When we first purchased our charming fixer- upper, I initially dreamed that after a few years of living in the space we would gut and redo the master bathroom. As with many things in this house, it had other plans. It has always seemed to speak to me and tell me what it wanted. In this case it literally was crying over its unfortunate looks and was leaking into the bedroom below whenever we took a shower. You can only imagine the stress this caused on us – two new homeowners in the middle of planning a wedding- with a bathroom leaking into the bedroom below. Needless to say, this house has really taught us how to come together as a team. Thankfully we were able to use the main floor full bathroom in the meantime and once we were married it freed up my creative energy to dream up her new look.
The Master Bathroom Before
The original space really had nothing to offer.
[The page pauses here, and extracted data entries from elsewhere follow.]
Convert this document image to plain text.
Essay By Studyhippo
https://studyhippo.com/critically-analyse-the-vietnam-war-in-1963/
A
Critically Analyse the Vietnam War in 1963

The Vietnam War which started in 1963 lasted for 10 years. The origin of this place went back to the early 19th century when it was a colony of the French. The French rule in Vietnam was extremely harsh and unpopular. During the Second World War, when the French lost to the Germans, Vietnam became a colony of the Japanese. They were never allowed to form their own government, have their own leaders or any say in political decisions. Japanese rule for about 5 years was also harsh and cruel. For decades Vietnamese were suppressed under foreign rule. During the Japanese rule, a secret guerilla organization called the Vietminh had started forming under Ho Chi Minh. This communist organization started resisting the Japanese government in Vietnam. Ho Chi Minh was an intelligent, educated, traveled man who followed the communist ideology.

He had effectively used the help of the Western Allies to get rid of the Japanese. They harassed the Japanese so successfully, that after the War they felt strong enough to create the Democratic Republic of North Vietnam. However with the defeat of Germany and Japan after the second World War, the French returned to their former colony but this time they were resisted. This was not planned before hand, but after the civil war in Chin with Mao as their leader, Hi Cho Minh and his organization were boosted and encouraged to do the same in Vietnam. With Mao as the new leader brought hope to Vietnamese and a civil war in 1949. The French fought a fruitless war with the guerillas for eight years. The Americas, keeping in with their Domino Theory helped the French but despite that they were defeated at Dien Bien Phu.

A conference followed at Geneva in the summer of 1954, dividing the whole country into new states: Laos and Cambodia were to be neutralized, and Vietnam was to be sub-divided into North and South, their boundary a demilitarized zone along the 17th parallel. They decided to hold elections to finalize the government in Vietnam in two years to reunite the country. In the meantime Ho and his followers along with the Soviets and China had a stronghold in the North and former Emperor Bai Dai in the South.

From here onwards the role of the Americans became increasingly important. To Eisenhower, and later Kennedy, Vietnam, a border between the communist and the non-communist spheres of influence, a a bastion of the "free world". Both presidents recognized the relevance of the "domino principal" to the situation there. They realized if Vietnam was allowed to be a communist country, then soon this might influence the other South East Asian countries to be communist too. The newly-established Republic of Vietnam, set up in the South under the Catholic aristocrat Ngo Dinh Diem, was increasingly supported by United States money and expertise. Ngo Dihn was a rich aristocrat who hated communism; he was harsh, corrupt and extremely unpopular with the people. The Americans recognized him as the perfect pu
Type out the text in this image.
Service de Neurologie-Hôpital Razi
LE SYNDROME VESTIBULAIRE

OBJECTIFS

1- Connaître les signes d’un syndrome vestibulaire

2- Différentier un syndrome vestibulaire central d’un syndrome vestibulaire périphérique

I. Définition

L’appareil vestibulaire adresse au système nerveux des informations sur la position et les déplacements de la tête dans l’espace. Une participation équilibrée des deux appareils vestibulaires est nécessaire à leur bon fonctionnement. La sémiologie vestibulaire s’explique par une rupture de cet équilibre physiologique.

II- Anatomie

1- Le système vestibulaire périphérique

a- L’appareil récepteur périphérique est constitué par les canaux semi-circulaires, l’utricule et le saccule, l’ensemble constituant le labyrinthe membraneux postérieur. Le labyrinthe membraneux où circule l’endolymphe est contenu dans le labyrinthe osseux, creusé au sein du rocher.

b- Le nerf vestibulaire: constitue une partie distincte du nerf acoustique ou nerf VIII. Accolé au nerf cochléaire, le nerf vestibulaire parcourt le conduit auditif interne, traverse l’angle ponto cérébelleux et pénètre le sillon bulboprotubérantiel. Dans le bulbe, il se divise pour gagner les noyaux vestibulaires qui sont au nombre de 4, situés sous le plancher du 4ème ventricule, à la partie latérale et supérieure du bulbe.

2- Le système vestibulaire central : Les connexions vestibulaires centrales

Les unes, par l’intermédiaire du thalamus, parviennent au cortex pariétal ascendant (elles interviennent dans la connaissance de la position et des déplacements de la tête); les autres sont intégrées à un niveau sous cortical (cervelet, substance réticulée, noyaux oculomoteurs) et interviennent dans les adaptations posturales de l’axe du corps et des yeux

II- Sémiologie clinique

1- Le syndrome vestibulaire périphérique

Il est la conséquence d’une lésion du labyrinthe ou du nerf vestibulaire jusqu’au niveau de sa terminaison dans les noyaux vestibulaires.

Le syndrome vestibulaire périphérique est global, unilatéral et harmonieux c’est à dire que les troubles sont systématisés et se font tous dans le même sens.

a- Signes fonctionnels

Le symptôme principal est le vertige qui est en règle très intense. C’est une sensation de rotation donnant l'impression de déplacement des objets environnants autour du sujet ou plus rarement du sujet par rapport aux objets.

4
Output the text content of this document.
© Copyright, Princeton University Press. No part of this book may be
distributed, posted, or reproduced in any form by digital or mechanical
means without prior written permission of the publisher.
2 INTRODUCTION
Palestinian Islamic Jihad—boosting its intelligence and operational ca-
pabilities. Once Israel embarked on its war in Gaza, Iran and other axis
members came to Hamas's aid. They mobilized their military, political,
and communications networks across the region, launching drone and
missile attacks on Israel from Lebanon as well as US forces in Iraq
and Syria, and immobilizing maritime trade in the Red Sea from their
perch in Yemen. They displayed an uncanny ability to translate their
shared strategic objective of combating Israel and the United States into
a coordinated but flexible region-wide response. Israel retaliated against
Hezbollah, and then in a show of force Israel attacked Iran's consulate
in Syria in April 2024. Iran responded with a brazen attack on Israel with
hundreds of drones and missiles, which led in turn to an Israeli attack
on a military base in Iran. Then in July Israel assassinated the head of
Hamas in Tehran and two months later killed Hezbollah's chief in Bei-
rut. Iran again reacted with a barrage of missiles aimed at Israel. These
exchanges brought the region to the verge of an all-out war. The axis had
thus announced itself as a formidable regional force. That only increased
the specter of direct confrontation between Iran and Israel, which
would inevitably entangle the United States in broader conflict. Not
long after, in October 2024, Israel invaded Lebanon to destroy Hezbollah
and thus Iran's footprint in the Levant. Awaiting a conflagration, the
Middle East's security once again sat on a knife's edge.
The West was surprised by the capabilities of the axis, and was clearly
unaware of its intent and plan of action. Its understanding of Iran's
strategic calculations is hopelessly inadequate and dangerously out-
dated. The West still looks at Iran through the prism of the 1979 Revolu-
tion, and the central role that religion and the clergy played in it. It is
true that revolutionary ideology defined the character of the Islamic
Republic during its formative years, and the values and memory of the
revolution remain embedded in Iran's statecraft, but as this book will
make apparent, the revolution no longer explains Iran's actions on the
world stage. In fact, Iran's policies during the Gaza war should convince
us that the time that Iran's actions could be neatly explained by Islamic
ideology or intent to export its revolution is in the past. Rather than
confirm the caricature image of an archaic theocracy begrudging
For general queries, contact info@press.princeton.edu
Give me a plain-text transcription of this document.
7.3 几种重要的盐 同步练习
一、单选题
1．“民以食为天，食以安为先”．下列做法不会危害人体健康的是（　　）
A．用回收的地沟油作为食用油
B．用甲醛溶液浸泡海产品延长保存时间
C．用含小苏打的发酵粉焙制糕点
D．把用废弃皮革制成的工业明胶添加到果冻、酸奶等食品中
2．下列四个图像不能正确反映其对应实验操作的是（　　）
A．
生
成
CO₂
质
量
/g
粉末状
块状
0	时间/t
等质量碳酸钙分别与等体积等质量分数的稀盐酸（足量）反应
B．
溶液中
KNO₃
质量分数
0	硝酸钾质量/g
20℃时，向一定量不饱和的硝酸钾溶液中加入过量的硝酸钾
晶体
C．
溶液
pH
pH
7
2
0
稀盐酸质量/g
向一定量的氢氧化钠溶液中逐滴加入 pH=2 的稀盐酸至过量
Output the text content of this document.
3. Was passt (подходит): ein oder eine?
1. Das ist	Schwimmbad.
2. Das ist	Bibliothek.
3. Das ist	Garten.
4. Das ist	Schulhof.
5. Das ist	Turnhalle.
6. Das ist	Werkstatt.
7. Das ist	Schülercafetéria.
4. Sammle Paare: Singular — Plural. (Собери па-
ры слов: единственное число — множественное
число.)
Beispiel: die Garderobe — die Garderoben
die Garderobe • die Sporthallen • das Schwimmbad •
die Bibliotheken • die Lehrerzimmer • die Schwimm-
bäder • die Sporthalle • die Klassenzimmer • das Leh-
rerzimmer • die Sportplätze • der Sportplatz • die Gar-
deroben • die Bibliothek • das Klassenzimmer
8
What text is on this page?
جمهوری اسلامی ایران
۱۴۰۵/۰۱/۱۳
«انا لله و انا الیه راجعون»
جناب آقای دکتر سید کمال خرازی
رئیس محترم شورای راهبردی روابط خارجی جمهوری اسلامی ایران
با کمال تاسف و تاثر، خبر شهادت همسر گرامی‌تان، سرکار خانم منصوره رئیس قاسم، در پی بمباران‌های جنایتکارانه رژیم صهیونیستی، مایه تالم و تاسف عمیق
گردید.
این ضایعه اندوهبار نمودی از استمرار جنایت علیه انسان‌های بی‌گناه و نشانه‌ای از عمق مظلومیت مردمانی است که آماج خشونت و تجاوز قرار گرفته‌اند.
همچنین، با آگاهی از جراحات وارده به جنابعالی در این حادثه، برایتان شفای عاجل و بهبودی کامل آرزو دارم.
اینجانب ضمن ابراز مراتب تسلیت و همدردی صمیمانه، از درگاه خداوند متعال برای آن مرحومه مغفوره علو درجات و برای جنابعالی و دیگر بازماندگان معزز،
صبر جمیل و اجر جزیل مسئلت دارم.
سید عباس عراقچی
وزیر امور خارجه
Ugly and poorly laid out, no more words needed. The pictures don’t even do justice to the crumbling, tiles you could pick out like puzzle pieces or the shower that felt like you were in a stand up tanning booth. Truly a 1990’s bathroom nightmare.
The brick fireplace chimney wasn’t going anywhere and rather than try to hide it, I wanted to highlight the interest and texture it added to the room. This is why I love an old home, how cool is it to have an exposed chimney?! This element, although unique, proved to be the biggest challenge in the space plan for the room.
The Master Bathroom After
This peaked ceiling begged for skylight in the shower space. It added in much needed natural light to help brighten up the small space. The sunlight bouncing off the white tile is the best part of showering in here. It wakes you up better than a cup of coffee. I chose light, bright, affordable and timeless finishings while being mindful that they would fit in with the homes vintage age, but with a more current appeal. I chose the penny tile as a nod to the traditional marble or hex mosaics that were popular in the original homes in this neighborhood.
The upstairs bedrooms in this home are a “jack-and-jill”style. There was a hallway on one end and the bathroom on the opposite. This spaces made a great nook for me to use as a dressing area. I could stay out of my husband’s way when he was fixing his hair (or maybe it was the other way around).
In this old home, finding a way to fit in extra storage has been a focus of all design decisions. We were able to utilize the space under the roof line. Adding in a large shelf for towels and a laundry basket made this space functional.
A well lived and beautiful life
When your home is a total fixer it is so easy to prioritize the public spaces ahead of taking on a master bedroom or master bathroom renovation that guests won’t frequently see. This is such a shame. These are the spaces in which you spend so much important time. Where you set your mood for the day or wind down for the evening. My philosophy with home design is that it should improve your life. Ugly, nonfunctional spaces set the tone for ugly, nonfunctional living. This house forced us into a renovation on a space we likely would have saved for last. However, in doing so has improved every single day we have lived here. I have countless memories of sleepily taking a morning shower drenched in the sunlight while my new baby slept just in his bouncer nearby. So many wonderful evenings brushing my teeth side by side with my husband where he says “I love this room”. That is what home design is really about- setting the stage for a well lived and beautiful life.